Five worthy reads is a regular column on five noteworthy items we’ve discovered while researching trending and timeless topics. In this edition, we explore one of the evolving privacy-enhancing techniques called differential privacy and how it’s being leveraged by organizations to safeguard sensitive data from being exposed.
Cutting-edge technologies based on artificial intelligence and machine learning have been gaining traction in recent years. Organizations are becoming more dependent on these for internal operations, research, and predicting customer needs. However, these technologies are fueled by data, especially end-user data.
While data analysis provides the necessary insight to deliver better customer service, maintaining user privacy is the biggest obstacle that businesses need to overcome. This is where techniques like differential privacy (DP) come into play. DP helps process and share data without revealing the users’ individual identities by employing statistical noise, which is random alterations made to the original data.
Here’s a simple use case: A study needs to be done to analyze whether millennials prefer to use toothpaste or mouthwash for dental hygiene. The participants are asked to choose either of the two options. Before recording their responses, the differentially private algorithm will apply a randomization technique similar to flipping a coin. If it’s heads, the participant’s original response, let’s assume toothpaste, will be retained. If it’s tails, mouthwash will be recorded as the answer selected by the participant. In the event of any data leakage, an attacker will find it difficult to differentiate between the original data and the modified data generated by the algorithm. The interchanging of the responses (noise) would be done only in acceptable quantities that wouldn’t cause any significant variations to the aggregated results.
Technology giants like Apple and Google use DP to identify users’ behavioral patterns without disclosing their identities. Apple employs DP to accumulate insights like search engine usage, emoji usage, and usage of words not in the keywords library from devices like iPhones, iPads, and Macs. Google Maps uses DP to gather information about traffic in cities. Recently, Google used it in its community mobility reports, which capture geographical movement trends during COVID-19. LinkedIn uses it to generate marketing analytics and audience insights for advertisers without revealing its members’ data. Amazon uses it to access the purchase history of users without compromising their identities in order to provide more personalized suggestions.
These are just a few use cases. Here are five interesting reads on differential privacy and what it means for businesses.

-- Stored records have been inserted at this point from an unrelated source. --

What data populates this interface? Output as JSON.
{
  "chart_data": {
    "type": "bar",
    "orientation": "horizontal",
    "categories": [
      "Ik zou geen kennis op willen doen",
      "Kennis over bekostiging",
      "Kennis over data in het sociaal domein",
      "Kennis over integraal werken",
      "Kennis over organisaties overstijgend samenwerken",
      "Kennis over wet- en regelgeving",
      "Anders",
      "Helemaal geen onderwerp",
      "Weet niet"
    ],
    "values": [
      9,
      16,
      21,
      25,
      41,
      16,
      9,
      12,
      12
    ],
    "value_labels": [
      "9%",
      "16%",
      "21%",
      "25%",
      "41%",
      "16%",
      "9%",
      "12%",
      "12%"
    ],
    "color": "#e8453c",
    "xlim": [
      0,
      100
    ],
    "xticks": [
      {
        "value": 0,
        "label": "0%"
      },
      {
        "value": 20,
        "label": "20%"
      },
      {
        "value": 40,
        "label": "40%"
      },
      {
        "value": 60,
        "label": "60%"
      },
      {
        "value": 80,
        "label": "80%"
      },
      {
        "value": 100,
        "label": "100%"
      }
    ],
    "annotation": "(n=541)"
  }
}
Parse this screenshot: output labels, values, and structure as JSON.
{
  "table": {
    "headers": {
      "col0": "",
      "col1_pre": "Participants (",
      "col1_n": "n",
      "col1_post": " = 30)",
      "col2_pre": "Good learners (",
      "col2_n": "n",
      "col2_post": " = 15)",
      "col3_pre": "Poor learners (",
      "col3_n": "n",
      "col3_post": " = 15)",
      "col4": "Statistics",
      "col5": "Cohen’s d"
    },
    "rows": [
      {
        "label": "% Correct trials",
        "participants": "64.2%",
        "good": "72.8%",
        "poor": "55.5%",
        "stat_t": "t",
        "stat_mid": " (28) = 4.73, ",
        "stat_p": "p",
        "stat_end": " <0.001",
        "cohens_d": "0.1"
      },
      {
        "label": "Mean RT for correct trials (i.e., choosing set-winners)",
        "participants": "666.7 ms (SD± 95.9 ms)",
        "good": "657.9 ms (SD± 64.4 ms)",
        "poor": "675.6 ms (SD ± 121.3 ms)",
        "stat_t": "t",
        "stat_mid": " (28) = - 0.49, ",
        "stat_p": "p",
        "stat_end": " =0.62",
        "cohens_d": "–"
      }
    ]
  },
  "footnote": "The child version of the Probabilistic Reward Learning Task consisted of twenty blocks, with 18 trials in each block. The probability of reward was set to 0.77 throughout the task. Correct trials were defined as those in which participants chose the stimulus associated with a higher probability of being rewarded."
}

People are increasingly concerned about how their data is being stored and used. DP is one of the techniques used to address this. While it’s not an entirely new concept, few have implemented it on a large scale. Understanding the major components of DP and how it relates to your research objective is vital to applying it on a larger scale.
There are many privacy-enhancing computation techniques being developed and tested by large enterprises. DP is one that is gaining more traction. Let’s look into which sectors should consider implementing this and how it is being used in different industries.
Certain implementation bugs can cause differentially private algorithms to fail their purpose. Automated testing and manual proofs are some of the known methods to address this issue. In this article, we explore another option called automatic proof. Automatic proof tools analyze a program and attempt to build proof that it won’t let the algorithms fail.
Mixing up confidential data with specific quantities of randomly-modified data will provide more security than simply encrypting it. This article discusses the potential ways businesses can leverage this technique to secure valuable data, as well as the pros and cons of these approaches.
This article explores the concept of DP and how it is being employed by businesses from different sectors. It also shares key learnings from the US Census Bureau’s use of DP.
Businesses dealing with sensitive information can reduce the risk of data exposure by combining DP with other privacy-enhancing technologies. Major brands like Apple and Google have already been trying out new differentially private algorithms as part of their data-protection measures. Enterprises and governments have now started exploring its potential to support safe exchanges of sensitive data. However, businesses will need to understand to what extent noise (altered data) can be injected for this method to be effective.